Despite much publicity there are still a significant number of landlords and tenants that have disputes over the state of rental properties. Indeed as many as 40% of all rented homes in England are in poor condition. This is a popular time of year for many people to move house and a crucial part of that process is to carry out an inspection of the property before you enter into a tenancy agreement.
In the summer, when the weather is warm and dry, many of the defects with rented properties are hidden. They do not appear until late in the year when the temperature drops, it rains frequently and heating systems burst into life. It’s at this point that thousands of tenants report the onset of problems. These are commonly issues with damp and mould making living conditions very unpleasant. Then comes the onset of health problems. These can range from frequent colds to chest infections or longer-term problems like asthma. So how should tenants deal with this type of situation?

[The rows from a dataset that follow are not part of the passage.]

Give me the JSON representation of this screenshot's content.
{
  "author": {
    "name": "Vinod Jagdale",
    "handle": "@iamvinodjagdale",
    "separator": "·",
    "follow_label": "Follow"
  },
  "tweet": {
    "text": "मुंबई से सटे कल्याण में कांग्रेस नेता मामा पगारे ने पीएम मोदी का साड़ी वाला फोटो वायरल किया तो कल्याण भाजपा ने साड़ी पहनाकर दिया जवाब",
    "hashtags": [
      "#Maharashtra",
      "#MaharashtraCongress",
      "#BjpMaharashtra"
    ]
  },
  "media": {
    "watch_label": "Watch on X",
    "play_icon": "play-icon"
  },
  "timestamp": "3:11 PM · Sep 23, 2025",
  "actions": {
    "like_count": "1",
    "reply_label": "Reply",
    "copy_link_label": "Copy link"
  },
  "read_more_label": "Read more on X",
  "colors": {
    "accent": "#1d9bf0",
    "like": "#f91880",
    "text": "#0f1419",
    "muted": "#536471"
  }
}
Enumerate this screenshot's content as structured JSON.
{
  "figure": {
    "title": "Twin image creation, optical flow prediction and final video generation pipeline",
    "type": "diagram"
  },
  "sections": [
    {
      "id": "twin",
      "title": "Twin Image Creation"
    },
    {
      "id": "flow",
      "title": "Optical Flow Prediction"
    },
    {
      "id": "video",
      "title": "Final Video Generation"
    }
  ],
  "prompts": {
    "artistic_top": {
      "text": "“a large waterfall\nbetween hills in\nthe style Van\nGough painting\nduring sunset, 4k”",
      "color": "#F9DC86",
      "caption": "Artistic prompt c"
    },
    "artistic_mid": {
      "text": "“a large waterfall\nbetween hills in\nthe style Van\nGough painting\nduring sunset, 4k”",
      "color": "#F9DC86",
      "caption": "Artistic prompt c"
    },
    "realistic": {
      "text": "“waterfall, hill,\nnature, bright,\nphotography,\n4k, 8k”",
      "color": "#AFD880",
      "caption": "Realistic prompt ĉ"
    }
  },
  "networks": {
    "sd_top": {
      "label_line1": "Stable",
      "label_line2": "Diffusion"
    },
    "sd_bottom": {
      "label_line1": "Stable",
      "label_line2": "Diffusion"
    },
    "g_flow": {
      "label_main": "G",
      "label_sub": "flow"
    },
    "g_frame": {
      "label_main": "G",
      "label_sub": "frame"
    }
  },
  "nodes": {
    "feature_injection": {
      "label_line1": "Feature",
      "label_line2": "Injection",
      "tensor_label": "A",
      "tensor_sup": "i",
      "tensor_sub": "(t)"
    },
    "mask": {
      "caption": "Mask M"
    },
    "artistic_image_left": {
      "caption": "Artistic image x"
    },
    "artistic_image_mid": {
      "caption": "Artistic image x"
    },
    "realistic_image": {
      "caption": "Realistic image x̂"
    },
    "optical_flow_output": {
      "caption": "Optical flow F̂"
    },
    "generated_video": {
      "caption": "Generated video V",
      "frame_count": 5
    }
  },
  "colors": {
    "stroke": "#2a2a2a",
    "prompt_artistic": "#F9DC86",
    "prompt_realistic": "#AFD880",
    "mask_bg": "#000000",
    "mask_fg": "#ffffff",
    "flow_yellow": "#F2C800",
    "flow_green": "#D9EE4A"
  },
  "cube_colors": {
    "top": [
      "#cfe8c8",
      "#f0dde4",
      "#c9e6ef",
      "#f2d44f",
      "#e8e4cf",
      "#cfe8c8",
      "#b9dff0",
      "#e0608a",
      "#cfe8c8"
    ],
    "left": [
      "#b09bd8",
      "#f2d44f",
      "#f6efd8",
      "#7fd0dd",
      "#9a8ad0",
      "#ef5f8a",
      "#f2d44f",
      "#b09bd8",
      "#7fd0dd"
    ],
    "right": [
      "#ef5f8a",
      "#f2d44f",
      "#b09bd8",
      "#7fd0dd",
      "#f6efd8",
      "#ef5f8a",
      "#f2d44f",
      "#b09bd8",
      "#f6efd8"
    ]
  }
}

Landlords and Tenants – Legal Obligations
Landlords and tenants are governed by many laws and the reasons are obvious. Keeping a property in a safe and habitable condition is good for both sides. The Landlord and Tenant Act 1985 has an implied duty that a property must be fit for human habitation. It also means at the start and throughout the tenancy period! If you are a tenant and you suffer ill health through living in poor conditions is there anything you can do? The answer is YES!
Report any problems with damp or mould to the landlord or their agents. Do this as soon as the problem appears. If you can complain in writing and keep copies of all your letters. If you report the problems by telephone make a note of when you made them. Take photographs. Take more photographs and show the affected areas in the property on a regular basis. Make sure that the photographs show the date on which they were taken. This is good evidence. If you or any of the occupants become unwell seek medical advice promptly. The reasons are two-fold. Prompt treatment reduces long term problem and a record in your medical notes is more good evidence. Give the landlord or the Lettings Agents a reasonable period of time to rectify the problems. If that fails seek legal advice but this should always be a last resort.
These steps are absolutely crucial! In any subsequent claim for compensation we need to be able to cross a number of hurdles. That the landlord had a duty of care to provide you with a safe environment in which to live. did they fail in this duty? Were they aware of the problems? Did you suffer as a result? Did you tell your GP? Do we have photographic evidence that support our allegations? Ultimately we need to show that your deteriorating health can be clearly linked to the conditions in which you are living. Sounds simple enough and it should be.
Your home should be somewhere to feel safe. There is help available if rogue landlords fail to carry out their legal obligations and taking advice early is the key. This could prevent months of misery and numerous visits to the GP. Follow these steps and you might avoid living with a chronic illness that could have been prevented by early intervention. Landlords and tenants might have different views on these issues. The key of course is finding common ground and professional negotiation.